Follow-up to this older post (have to make it a question since I can't post comments yet).

Specifically, could anyone kindly show how $$\operatorname{Var}[\operatorname E[X\mid K]]$$ (in total variance method) is equivalent to $$\sum_k{n_k(\bar x_k - \bar x )^2}$$ (in the "more direct" method)?

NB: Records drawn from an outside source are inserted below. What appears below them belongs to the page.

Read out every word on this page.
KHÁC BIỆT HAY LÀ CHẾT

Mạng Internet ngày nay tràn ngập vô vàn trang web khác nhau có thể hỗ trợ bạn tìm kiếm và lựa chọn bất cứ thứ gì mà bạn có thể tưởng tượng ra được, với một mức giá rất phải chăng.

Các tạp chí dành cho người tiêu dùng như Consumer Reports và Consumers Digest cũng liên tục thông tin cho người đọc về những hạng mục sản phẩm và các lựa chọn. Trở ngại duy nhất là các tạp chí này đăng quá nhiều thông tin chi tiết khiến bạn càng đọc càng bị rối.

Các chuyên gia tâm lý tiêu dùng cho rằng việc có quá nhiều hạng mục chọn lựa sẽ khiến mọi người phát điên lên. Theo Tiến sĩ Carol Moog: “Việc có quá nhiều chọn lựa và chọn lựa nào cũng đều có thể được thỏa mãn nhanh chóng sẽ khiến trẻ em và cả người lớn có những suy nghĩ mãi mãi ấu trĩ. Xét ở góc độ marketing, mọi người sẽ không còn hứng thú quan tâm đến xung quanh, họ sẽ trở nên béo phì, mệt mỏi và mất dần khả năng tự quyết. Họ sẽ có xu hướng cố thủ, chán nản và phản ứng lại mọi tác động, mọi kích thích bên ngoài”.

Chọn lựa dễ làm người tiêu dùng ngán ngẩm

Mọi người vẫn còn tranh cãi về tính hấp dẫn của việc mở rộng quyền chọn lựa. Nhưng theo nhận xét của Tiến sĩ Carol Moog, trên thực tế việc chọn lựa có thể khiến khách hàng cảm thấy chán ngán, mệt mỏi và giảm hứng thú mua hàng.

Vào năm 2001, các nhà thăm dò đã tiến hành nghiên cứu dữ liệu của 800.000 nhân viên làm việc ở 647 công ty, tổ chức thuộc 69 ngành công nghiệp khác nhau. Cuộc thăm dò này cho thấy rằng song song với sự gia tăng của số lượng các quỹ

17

When I try to do this from first principles (MIT course, bottom right slide of page 1), I end up with $$\sum_k\frac{n_k}{n}(\bar x_k - \bar x )^2$$ - which is the same "error/typo" that OP made... so there must be something I'm missing. Something about the "weight function"? But I can't see how the example in the slide is any different from this clustering case.

Thanks a lot in advance.

Michael Hardy
  • 7,094
  • 1
  • 20
  • 38
Tim
  • 131
  • 4
  • What you ended up with looks better to me. For example, if each $n_k=1$, you would want a $\frac1n$ term – Henry Jun 03 '19 at 00:14
  • I guess then the question becomes, how is the example on the MIT slide different from k-means clustering setting? – Tim Jun 03 '19 at 00:26
  • The question in your first link is talking about the "total sum of squares" of differences from the mean than the variance expected square of the difference from the mean. Hence the $\frac1n$ factor – Henry Jun 03 '19 at 00:49
  • Just figured it out... Thank you for taking time! – Tim Jun 03 '19 at 00:51

1 Answers1

0

OK, got it... Confusion arose from different definition of "total variation" in k-means problem $\sum_{i=1}^n(x_i - \bar x)^2$ and conventional definition which the slide (and in fact all our previous training) uses, that is $\frac1n\sum_{i=1}^n(x_i - \bar x)^2$... and the difference is exactly $n$.

Tim
  • 131
  • 4